Recollections of Columbia, Wisconsin

by Mabel Schlender Jonkel

Contributed by Sarah Poertner

transcribed by Crystal Wendt & Michelle Harder.


Columbia Pioneer Folk

*Indicated family names

*Horace Wright was also a Civil War Veteran. He was born in Greenwich, New York in 1838. Until 1864 when he enlisted in the 25th New York


Battery, he had lived on his parent’s farm. In 1865 he was married to Emma Fuller. She too was a native of New York State. After farming 180 acres in New York for ten years, they sold and came to Rock County where they rented for another ten years.

In 1885 they came to Columbia. Here he was employed in the Graves and Boynton Lumber Company. He and his wife conducted a hotel for the Company. Mrs. Wright came with twenty-seven prospective homesteaders. The night she arrived she prepared supper for all in the Columbia Railroad Station.

Because of the logging trains, the passenger trains were held up until logging supplies were unloaded. The farmers brought their produce to the passengers, receiving five cents a dozen for eggs and eight cents a pound for butter.

After living in town about a year, the Wrights homesteaded a 160 acre farm two miles West of Columbia where they built farm buildings and cleared land. He became the town assessor. In 1903 he passes on.

They were parents of five children: Fred, Louise, Esther, Alfred and Glen.

Otto Becoar, Emma Moser, and Mabel Schlender at the scenic Devil’s Bridge at Long Mound in Columbia country.

Glen farmed with his mother until her death when he sold out and went to Orfordville to work in his nephew’s, Otis Gooch Service Station. He had married the widow of Lloyd Shumway who lived four miles East of Columbia. The oldest son, Fred had married the Columbia teacher, Inez Short, of Neillsville. They moved to Texas and raised two children. The oldest daughter, Louise, married A. L. Gooch of Rock County. She recalled the fire of 1893 in Columbia. Her father had put them all in a wagon. Then whipped the horses through the flames to Wedges Creek where they stood in the Creek until the flames had subsided. The Gooches raised five children; Otis, Elsie, Emma, Glen and Howard. Alfred became a railroad engineer and lived in Fond du Lac. He raised four children: May, George, Ruth and Gladys.

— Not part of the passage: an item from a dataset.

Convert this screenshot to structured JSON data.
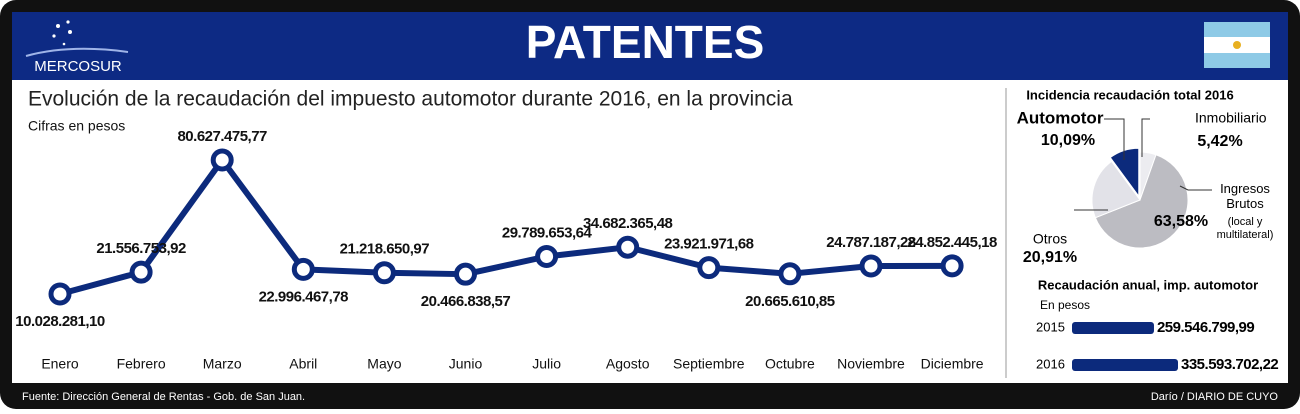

Ester married John Apful of Rock County. They moved to Columbia in 1899 and farmed about a half mile from her folks. The one son, Legare, married Josephine Rouse of Columbia and they farmed in Levis.

Mr. And Mrs. H. D. Lockman

*H.D. Lockman was another Civil War Veteran. The Lockmans moved from the Town of Hale in Trempleau County in 1887. Two miles southeast of Columbia they homesteaded 80 acres. After cleaning the land they built up a nice dairy farm and replaced the log cabin with a modern bungalow.

Being active in town affairs Mr. Lockman had become the Town Chairman. In addition to holding this office for many years, he was a staunch Republican and was a great booster of Teddy Roosevelt. He considered voting a very great privilege and never missed casting his ballot to the very last. I still have a song he gave me of T. R.

Mrs. Lockman was a very friendly, helpful neighbor. Her beautiful fancy work included crocheting and knitting with ordinary sewing thread.

There were nine children born to this union: Warren, Lottie, Fred, Harry, Meda, Frank, Ida, Will and Ward. During the black diptheria epidemic, Meda, Ida and Will, all young people, passed on. Warren passed at birth.

Lottie married Charles Primmer, He with his son, Chauncy, by his first wife, had come to Columbia from Viroqua. Their farm was on the banks of Wedges Creek about one and a half miles from the railroad bridge. In 1902 they moved to the state of Washington with their several children. Fred


Married Alice Head of Neillsville. She had taught in Dewhurst. They moved to Washington also. Harry had farm five miles West of Columbia. For a few years he had lived in North Dakota where he married. Later he returned to Columbia where he passed on. Frank stayed on the home farm. He married Fred Bohnhoff’s widow, the former Viola Barnes. He too was active in town affairs. Among his firsts he drove on of the first school buses and was first baseman for the ball club. He took part in club work and social affairs.

Ward, the youngest, was the first child born in Columbia. Until his marriage to Ella Baumel of Columbia he had helped on the home farm. They had four boys: Harold, Loren, Ward, Jr., and Glen, all living in the state of Washington. Fred Moser farm in Columbia in 1919. They still live there in 1971. Ward was active in town affairs, as well as school and socially.